Thursday, February 10, 2005

Somebody Open a Window
The Times reports today that 2004 was the fourth-warmest year on record:

...the global average continued a 30-year rise that is "due primarily to increasing greenhouse gases in the atmosphere," said Dr. James E. Hansen, director of NASA's Goddard Institute for Space Studies, in Manhattan.

The main source of such gases is smokestack and tailpipe emissions from burning coal and oil.

The highest global average was measured in 1998, when temperatures were raised by a strong cycle of El Niño in the Pacific Ocean; 2002 and 2003 were second and third warmest.

Dr. Hansen said a weak Niño pattern was likely to make 2005 at least the second warmest year and could push it beyond 1998 and set a record.

The unusual nature of the recent warming was corroborated separately yesterday by a new analysis of 2,000 years of indirect temperature records in tree rings, stalagmites, seabed layers, and other evidence from around the Northern Hemisphere.

That study, published in the journal Nature, found that previous peaks of warming, particularly during medieval times about 1,000 years ago, were as warm as the 20th-century average but that no spikes in the last 2,000 years matched the warming since 1990.
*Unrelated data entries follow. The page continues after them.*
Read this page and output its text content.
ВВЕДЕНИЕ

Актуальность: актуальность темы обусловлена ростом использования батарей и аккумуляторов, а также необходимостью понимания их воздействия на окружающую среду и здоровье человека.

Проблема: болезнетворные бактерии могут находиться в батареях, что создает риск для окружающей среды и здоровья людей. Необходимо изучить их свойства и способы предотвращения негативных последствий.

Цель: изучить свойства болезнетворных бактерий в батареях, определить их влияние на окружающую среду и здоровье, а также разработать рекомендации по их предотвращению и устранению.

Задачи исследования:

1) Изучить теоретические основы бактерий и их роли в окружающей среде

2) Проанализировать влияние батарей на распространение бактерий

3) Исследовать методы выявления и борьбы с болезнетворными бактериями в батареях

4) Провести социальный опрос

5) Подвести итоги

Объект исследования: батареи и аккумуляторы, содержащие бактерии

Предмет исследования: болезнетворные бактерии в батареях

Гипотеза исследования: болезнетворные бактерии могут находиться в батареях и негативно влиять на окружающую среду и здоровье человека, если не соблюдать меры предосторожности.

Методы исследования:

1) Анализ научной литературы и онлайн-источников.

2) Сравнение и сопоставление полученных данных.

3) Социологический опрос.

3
Not much really to add here--except that, editorially, this story bored even me, and I obviously at least cared enough to link to it here. It seems illustrative of the great piece Robert F. Kennedy Jr. wrote for Salon.com last year about how the media totally fails to cover environmental issues in a compelling way. (Whether or not this is willful failure, at the behest of the corporations that control the mainstream press, is a separate though also important question.)
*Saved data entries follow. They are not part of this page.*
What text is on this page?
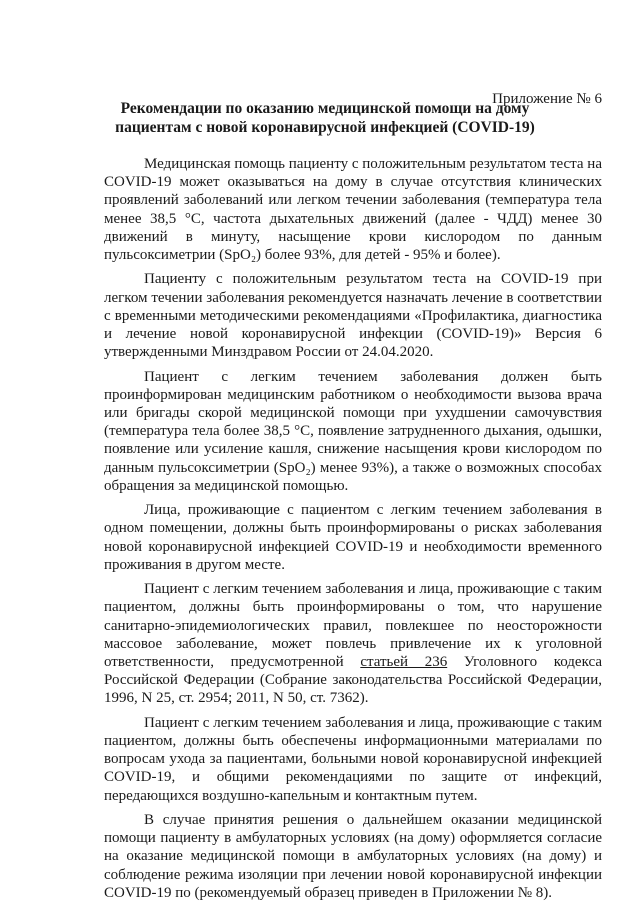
Приложение № 6
Рекомендации по оказанию медицинской помощи на дому пациентам с новой коронавирусной инфекцией (COVID-19)

Медицинская помощь пациенту с положительным результатом теста на COVID-19 может оказываться на дому в случае отсутствия клинических проявлений заболеваний или легком течении заболевания (температура тела менее 38,5 °С, частота дыхательных движений (далее - ЧДД) менее 30 движений в минуту, насыщение крови кислородом по данным пульсоксиметрии (SpO₂) более 93%, для детей - 95% и более).

Пациенту с положительным результатом теста на COVID-19 при легком течении заболевания рекомендуется назначать лечение в соответствии с временными методическими рекомендациями «Профилактика, диагностика и лечение новой коронавирусной инфекции (COVID-19)» Версия 6 утвержденными Минздравом России от 24.04.2020.

Пациент с легким течением заболевания должен быть проинформирован медицинским работником о необходимости вызова врача или бригады скорой медицинской помощи при ухудшении самочувствия (температура тела более 38,5 °С, появление затрудненного дыхания, одышки, появление или усиление кашля, снижение насыщения крови кислородом по данным пульсоксиметрии (SpO₂) менее 93%), а также о возможных способах обращения за медицинской помощью.

Лица, проживающие с пациентом с легким течением заболевания в одном помещении, должны быть проинформированы о рисках заболевания новой коронавирусной инфекцией COVID-19 и необходимости временного проживания в другом месте.

Пациент с легким течением заболевания и лица, проживающие с таким пациентом, должны быть проинформированы о том, что нарушение санитарно-эпидемиологических правил, повлекшее по неосторожности массовое заболевание, может повлечь привлечение их к уголовной ответственности, предусмотренной статьей 236 Уголовного кодекса Российской Федерации (Собрание законодательства Российской Федерации, 1996, N 25, ст. 2954; 2011, N 50, ст. 7362).

Пациент с легким течением заболевания и лица, проживающие с таким пациентом, должны быть обеспечены информационными материалами по вопросам ухода за пациентами, больными новой коронавирусной инфекцией COVID-19, и общими рекомендациями по защите от инфекций, передающихся воздушно-капельным и контактным путем.

В случае принятия решения о дальнейшем оказании медицинской помощи пациенту в амбулаторных условиях (на дому) оформляется согласие на оказание медицинской помощи в амбулаторных условиях (на дому) и соблюдение режима изоляции при лечении новой коронавирусной инфекции COVID-19 по (рекомендуемый образец приведен в Приложении № 8).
Lousy coverage means this won't get into the popular consciousness, much less on the action agenda for policymaking, probably until we see some disastrous consequences. Talk about losing on style points...

Update, 2/11

Browsing aimlessly on a Friday, looking at Mark Schmitt's fine blog The Decembrist (thanks, VHCA), I came across a link to this provocatively titled piece: "The Death of Environmentalism." Worth a look in light of the above-noted item.